Na Idade Média, o carnaval passou a ser chamado de “Festa dos Loucos”, pois o folião perdia completamente sua identidade cristã e se apegava aos costumes pagãos. Na “Festa dos Loucos”, tudo passava a ser permitido, todos os constrangimentos sociais e religiosos eram abolidos. Disfarçados com fantasias que preservavam o anonimato, os cristãos, os não-convertidos é claro, se entregavam a várias licenciosidades, que eram, geralmente, associadas à veneração aos deuses pagãos.

O carnaval na Idade Média foi objeto de estudo de um dos maiores pensadores do século XX, o marxista russo Bakhtin. Em seu livro Cultura Popular na Idade Média e no Renascimento, Bakhtin observa que no carnaval medieval – “o mundo parecia ficar de cabeça para baixo”. Vivia-se uma vida ao contrário. Era um período em que a vida das pessoas tornava-se visivelmente ambígua, pois a vida oficial - religiosa, cristã, casta, disciplinada, reservada, etc. – amalgamava-se com a vida não-oficial – a pagã e carnal.
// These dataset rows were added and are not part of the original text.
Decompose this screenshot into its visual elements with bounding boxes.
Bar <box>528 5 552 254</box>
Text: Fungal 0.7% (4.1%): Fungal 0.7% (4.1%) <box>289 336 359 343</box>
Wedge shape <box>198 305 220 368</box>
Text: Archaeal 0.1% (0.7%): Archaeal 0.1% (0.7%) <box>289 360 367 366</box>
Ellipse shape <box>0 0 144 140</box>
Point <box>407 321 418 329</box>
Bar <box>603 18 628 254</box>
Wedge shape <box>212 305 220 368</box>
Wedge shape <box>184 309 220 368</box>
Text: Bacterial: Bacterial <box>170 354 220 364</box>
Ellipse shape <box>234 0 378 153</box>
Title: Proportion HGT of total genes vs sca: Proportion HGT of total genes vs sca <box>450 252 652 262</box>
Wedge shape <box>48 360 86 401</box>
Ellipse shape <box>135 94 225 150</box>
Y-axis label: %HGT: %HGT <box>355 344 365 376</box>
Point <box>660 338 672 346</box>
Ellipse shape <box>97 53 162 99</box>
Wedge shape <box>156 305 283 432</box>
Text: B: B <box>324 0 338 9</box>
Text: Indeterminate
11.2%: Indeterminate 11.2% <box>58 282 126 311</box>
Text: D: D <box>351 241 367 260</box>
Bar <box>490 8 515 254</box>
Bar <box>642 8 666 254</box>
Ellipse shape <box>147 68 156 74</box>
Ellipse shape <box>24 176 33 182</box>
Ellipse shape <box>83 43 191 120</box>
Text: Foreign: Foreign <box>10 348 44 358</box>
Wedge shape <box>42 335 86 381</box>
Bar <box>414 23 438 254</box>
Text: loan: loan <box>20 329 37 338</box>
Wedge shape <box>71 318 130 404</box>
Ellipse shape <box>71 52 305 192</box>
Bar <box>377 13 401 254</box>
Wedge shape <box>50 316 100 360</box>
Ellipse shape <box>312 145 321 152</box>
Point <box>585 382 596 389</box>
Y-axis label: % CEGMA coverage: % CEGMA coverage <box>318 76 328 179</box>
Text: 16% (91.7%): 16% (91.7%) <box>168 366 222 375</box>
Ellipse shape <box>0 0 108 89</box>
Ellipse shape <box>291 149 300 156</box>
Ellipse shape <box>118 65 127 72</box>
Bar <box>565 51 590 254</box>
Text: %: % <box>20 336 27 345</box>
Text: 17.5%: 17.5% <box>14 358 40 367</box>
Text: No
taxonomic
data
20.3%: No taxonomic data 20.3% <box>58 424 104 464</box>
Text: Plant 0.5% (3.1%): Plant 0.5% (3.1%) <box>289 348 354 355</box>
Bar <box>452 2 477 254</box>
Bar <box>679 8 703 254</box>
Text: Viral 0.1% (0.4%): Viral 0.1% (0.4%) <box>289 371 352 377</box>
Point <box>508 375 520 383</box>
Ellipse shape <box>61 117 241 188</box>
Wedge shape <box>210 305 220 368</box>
O sagrado que regulamentava a vida das pessoas era profanado e as pessoas passavam a ver o mundo numa perspectiva carnavalesca, ou seja, liberada dos medos e da ética cristã.

Com a chegada da Idade Moderna, a “Festa dos Loucos” se espalhou pelo mundo a fora, chegando ao Brasil, ao que tudo indica, no início do século XVII. Trazido pelos portugueses, o ENTRUDO – nome dado ao carnaval no Brasil – se transformaria na maior manifestação popular do mundo, numa das maiores adorações aos deuses pagãos do planeta e, por tabela, na maior apologia à prostituição e ao homossexualismo apoiada pelo Estado. Você vai participar do CARNAval?